Любить и мечтать - стр. 12
Итак, смешная мечтательница, на вид очень тихая и уравновешенная, с розовыми щеками с ямочками, в душе упрямая, даже по-своему стойкая, определенная в своих вкусах, я жила, предоставленная самой себе. Это и хорошо, и плохо. Хорошо потому, что все, что было необходимо моей душе, не было сбито или размыто чем-то посторонним, я рвалась к одной цели. А плохо потому, что, предоставленная своим мечтам, начитавшись книг, которые были для меня реальнее, чем действительность, я могла совершить непоправимые поступки и однажды даже сделала глупость, которая, к счастью, закончилась для меня благополучно: прочитав какую-то книгу (сейчас даже не помню какую), я решила, что лучше умереть молодой, чем жить и постепенно разочаровываться в жизни. Я взяла бритву и дважды порезала себе вену, но бритва впивалась мне в руку, и порез получился не очень глубоким, крови пролилось немного, я опустила руку в теплый таз в надежде, что тихо, красиво умру, но ничего подобного не случилось. Поняв, что я остаюсь живой, я завязала руку, чтобы родители меня не ругали, а главное, чтобы не обратили на меня внимания. Все прошло незамеченным, завязанная рука не вызвала интереса, а в память об этой детской глупости у меня на левой руке в сгибе локтя остались две белые черточки.
В 1941 году, когда мне было пятнадцать лет, произошло событие, потрясшее нашу страну, весь мир. Началась Великая Отечественная война.

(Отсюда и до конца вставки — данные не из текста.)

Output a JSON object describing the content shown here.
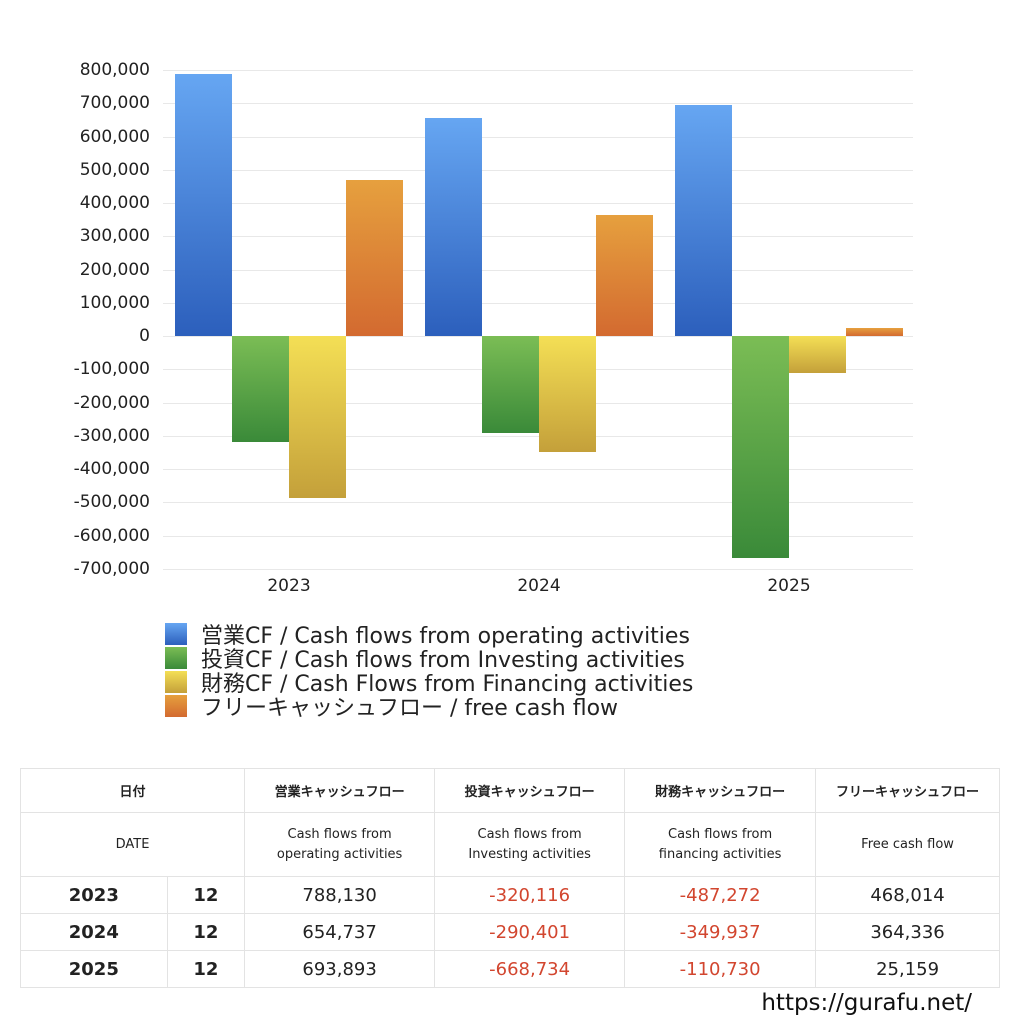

Она грянула как гром среди ясного неба. Газет я тогда не читала, что-то слышала о войне в Испании, о Долорес Ибаррури, что-то говорили о фашистской Германии, но это было так далеко и нереально, что война, которая обрушилась на нас, в первый день была воспринята мною скорее как потрясающее событие, а не как всенародное горе. Из репродуктора гремел голос Левитана, на улицах небольшими группами и в одиночку стояли люди с заплаканными или полными недоумения лицами. Сообщалось, что немецкие войска продвигаются молниеносно, и это было непонятно и страшно – ведь мы так привыкли слышать, что мы сильны!
Начались первые бомбежки. Этот ужасный, тошнотворно-отвратительный вой сирен! Сам по себе он был необходим, оповещалось об опасности, но я физически не переносила этот вой. Меня начинало подташнивать, может быть от страха, хотя страха я до первой бомбы не осознавала. Я дежурила вместе с другими на крыше нашего семиэтажного дома, гасила зажигательные бомбы в ящиках с песком, которые стояли на чердаке, или сидела там с дежурными и смотрела на тревожное темное небо, лучи прожекторов, которые нащупывали вражеский самолет, видела разрывы снарядов от зениток, которые стояли на крышах домов.